Don’t Be a “Red-Letter” Christian
I was reading a book recently that left me very disappointed. I did not realize it ahead of time, but the author is one whom could be identified as a so-called “Red Letter Christian”, which is a semi-organized group of Christians who believe that the whole Bible is true but intentionally place particular emphasis on words of Jesus. In focusing on the “red letters” of the Bible (the words of Christ), these Christians aim to funnel the rest of the Bible through the lens of Jesus in order to get at the most pure interpretation of Scripture. In particular, the author I was reading was trying to understand how God relates to human suffering, and was doing so by looking exclusively at the words of Christ and intentionally overlooking the numerous other portions of Scripture that touch on that same subject.

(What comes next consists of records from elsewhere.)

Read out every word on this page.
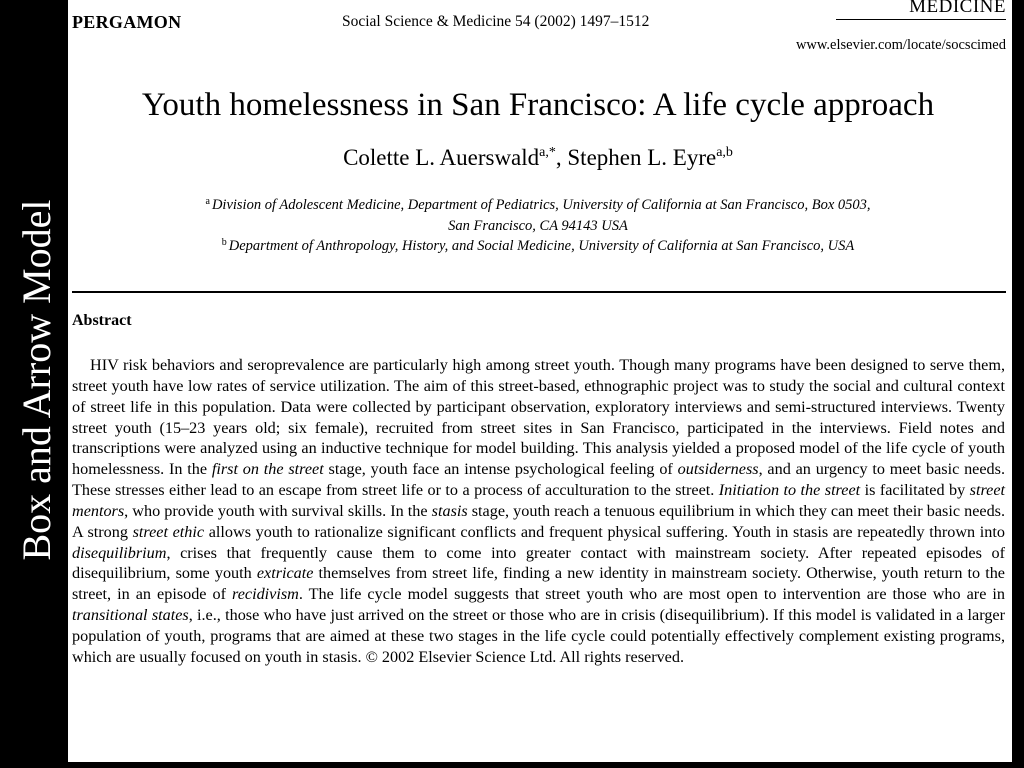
Box and Arrow Model
PERGAMON	Social Science & Medicine 54 (2002) 1497–1512
MEDICINE
www.elsevier.com/locate/socscimed
Youth homelessness in San Francisco: A life cycle approach
Colette L. Auerswald$^{a,*}$, Stephen L. Eyre$^{a,b}$
$^a$ Division of Adolescent Medicine, Department of Pediatrics, University of California at San Francisco, Box 0503,
San Francisco, CA 94143 USA
$^b$ Department of Anthropology, History, and Social Medicine, University of California at San Francisco, USA
Abstract

HIV risk behaviors and seroprevalence are particularly high among street youth. Though many programs have been designed to serve them, street youth have low rates of service utilization. The aim of this street-based, ethnographic project was to study the social and cultural context of street life in this population. Data were collected by participant observation, exploratory interviews and semi-structured interviews. Twenty street youth (15–23 years old; six female), recruited from street sites in San Francisco, participated in the interviews. Field notes and transcriptions were analyzed using an inductive technique for model building. This analysis yielded a proposed model of the life cycle of youth homelessness. In the first on the street stage, youth face an intense psychological feeling of outsiderness, and an urgency to meet basic needs. These stresses either lead to an escape from street life or to a process of acculturation to the street. Initiation to the street is facilitated by street mentors, who provide youth with survival skills. In the stasis stage, youth reach a tenuous equilibrium in which they can meet their basic needs. A strong street ethic allows youth to rationalize significant conflicts and frequent physical suffering. Youth in stasis are repeatedly thrown into disequilibrium, crises that frequently cause them to come into greater contact with mainstream society. After repeated episodes of disequilibrium, some youth extricate themselves from street life, finding a new identity in mainstream society. Otherwise, youth return to the street, in an episode of recidivism. The life cycle model suggests that street youth who are most open to intervention are those who are in transitional states, i.e., those who have just arrived on the street or those who are in crisis (disequilibrium). If this model is validated in a larger population of youth, programs that are aimed at these two stages in the life cycle could potentially effectively complement existing programs, which are usually focused on youth in stasis. © 2002 Elsevier Science Ltd. All rights reserved.
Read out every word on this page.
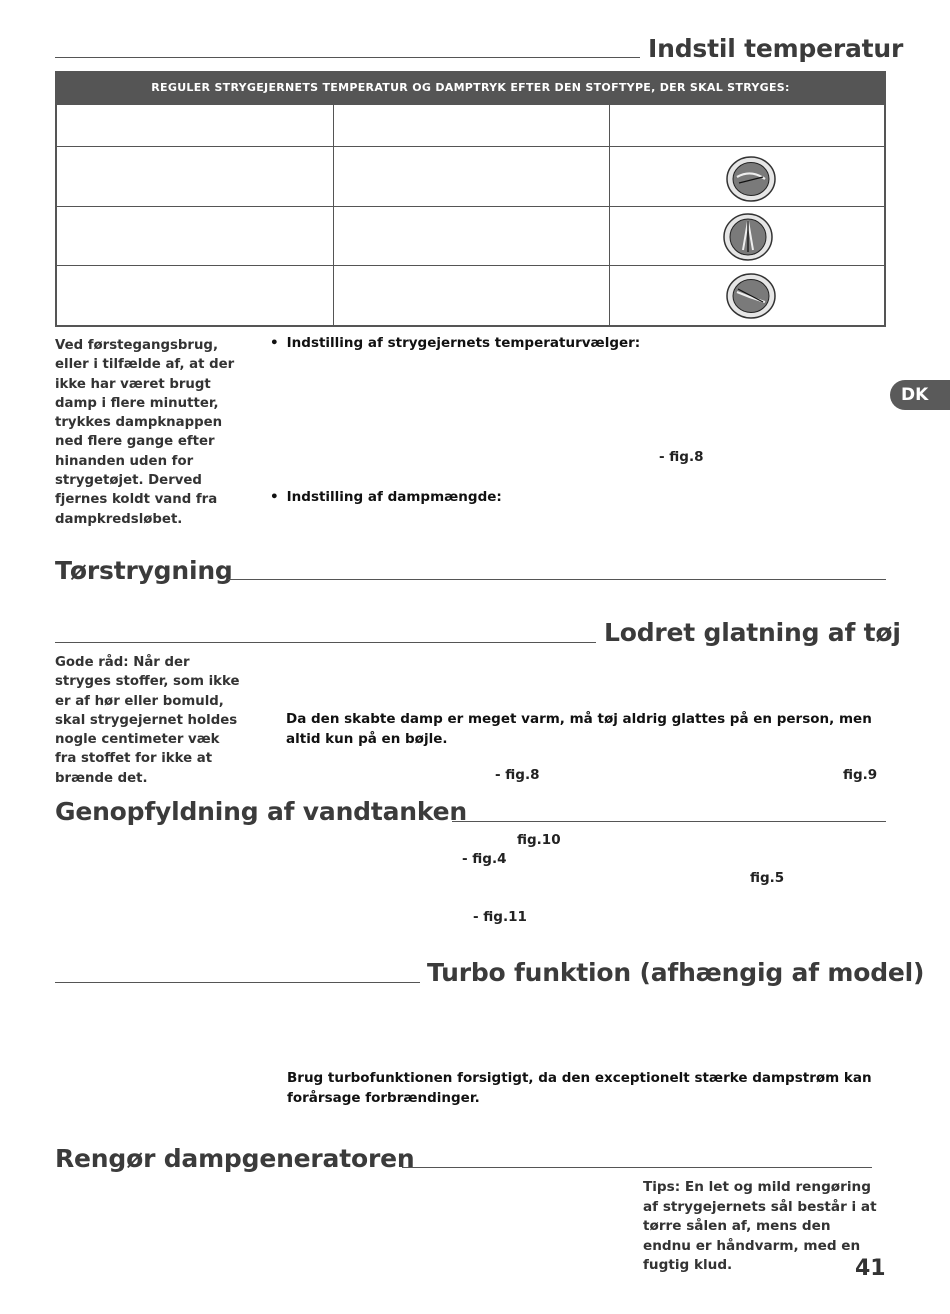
Indstil temperatur
REGULER STRYGEJERNETS TEMPERATUR OG DAMPTRYK EFTER DEN STOFTYPE, DER SKAL STRYGES:
Ved førstegangsbrug, eller i tilfælde af, at der ikke har været brugt damp i flere minutter, trykkes dampknappen ned flere gange efter hinanden uden for strygetøjet. Derved fjernes koldt vand fra dampkredsløbet.
• Indstilling af strygejernets temperaturvælger:
- fig.8
• Indstilling af dampmængde:
DK
Tørstrygning
Lodret glatning af tøj
Gode råd: Når der stryges stoffer, som ikke er af hør eller bomuld, skal strygejernet holdes nogle centimeter væk fra stoffet for ikke at brænde det.
Da den skabte damp er meget varm, må tøj aldrig glattes på en person, men altid kun på en bøjle.
- fig.8	fig.9
Genopfyldning af vandtanken
fig.10
- fig.4
fig.5
- fig.11
Turbo funktion (afhængig af model)
Brug turbofunktionen forsigtigt, da den exceptionelt stærke dampstrøm kan forårsage forbrændinger.
Rengør dampgeneratoren
Tips: En let og mild rengøring af strygejernets sål består i at tørre sålen af, mens den endnu er håndvarm, med en fugtig klud.	41
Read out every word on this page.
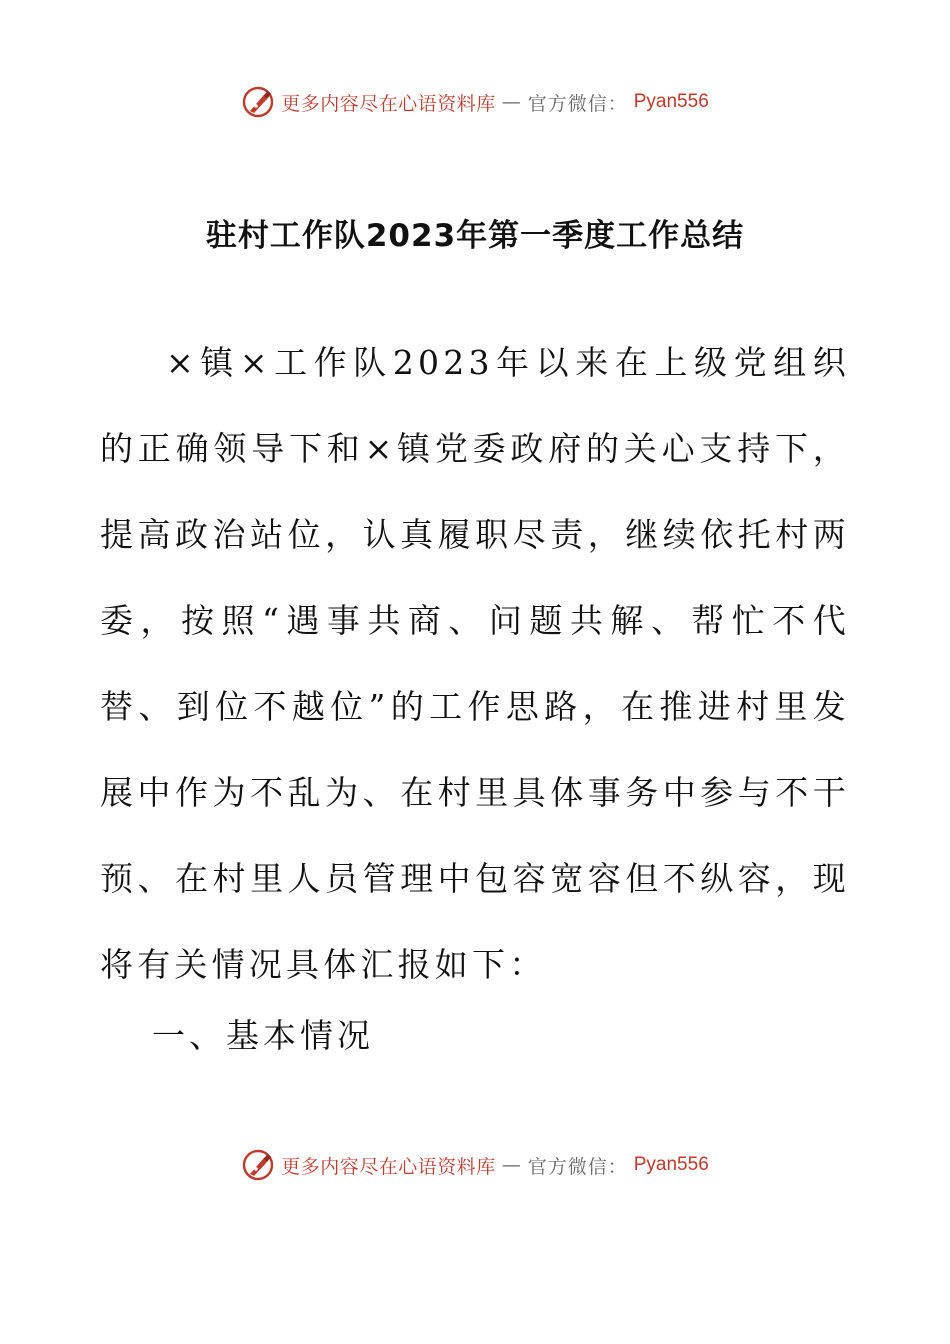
更多内容尽在心语资料库 — 官方微信： Pyan556
驻村工作队2023年第一季度工作总结

×镇×工作队2023年以来在上级党组织的正确领导下和×镇党委政府的关心支持下，提高政治站位，认真履职尽责，继续依托村两委，按照“遇事共商、问题共解、帮忙不代替、到位不越位”的工作思路，在推进村里发展中作为不乱为、在村里具体事务中参与不干预、在村里人员管理中包容宽容但不纵容，现将有关情况具体汇报如下：

一、基本情况
更多内容尽在心语资料库 — 官方微信： Pyan556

I saw this same viewpoint slip out during the popular Christian movie God’s Not Dead. In a scene that included an interview with Willie Robertson, he of the famous Duck Dynasty TV show, Willie casually said the following which left me screaming “No! Don’t say that!” inside my head:
‘Whoever acknowledges me before men, I will acknowledge before the Father in heaven. Whoever disowns me, I’ll disown him to the Father.’ Those words are written in red, so they’re important.
Wether he meant to or not, Willie Robertson was advocating – or at least demonstrating – the same approach to the Bible that was being used by the author I was recently reading: the one that sees the words of Jesus as more pure than the rest of the Bible. It’s as if, if one wanted to hear from God, you would do fine to read 1 Thessalonians, but what you really should do if you mean business is read the gospel of John. After all, the “red letters” are where it’s really at.
This “red letter” approach to the Bible is a dangerous one I believe, and for several reasons, though I’ll share only one.
It undermines the rest of Scripture.
Most “red letter” Christians that I have read say that they believe that the whole Bible is the Word of God. Yet if that is the case, why the emphasis on the words of Jesus? I mean, if the Holy Spirit is the author of Scripture, then why are his words less important than those of Jesus?
The Bible is pretty clear that the Holy Spirit was writing through human authors in the creation of the Bible. Without getting into all the details, one example of this would be 2 Peter 1:20-21…
knowing this first of all, that no prophecy of Scripture comes from someone’s own interpretation.  For no prophecy was ever produced by the will of man, but men spoke from God as they were carried along by the Holy Spirit.
In other words, when the Old Testament prophets were speaking and writing, and when the New Testaments authors like Paul, James, John, Peter, and others were writing, it was the Holy Spirit using them to write the very words of God. That’s why we call the Bible, which was written by humans, the “Word of God”. Therefore, I find it very perplexing when a “red letter Christian” tries to argue against Paul with the words of Jesus. Don’t you realize you are pitting the Holy Spirit against Christ? I’m fairly certain that they agree on everything. Or I find it strange when a “red letter Christian” goes only to the words of Christ for revelation and ignores the minor prophets or the book of Jude. Didn’t the Holy Spirit write those books? Isn’t the Holy Spirit God too?
To elevate the “red letters” above the rest is to view the Bible wrongly. That’s why the book I was alluding to at the beginning of this post left me disappointed. The author was trying to tackle a major subject with only part of the Biblical revelation. That is odd at best and damaging at worst. Instead, we ought to consider the whole Bible when seeking to understand God and the message of Scripture, doing our best as flawed human interpreters to keep an unbiased and balanced use of the whole Bible. After all, if God has revealed himself in Scripture, it only makes sense to pay attention to all of it.
The way I see it, you might as well read the Bible as if the whole thing was printed in red.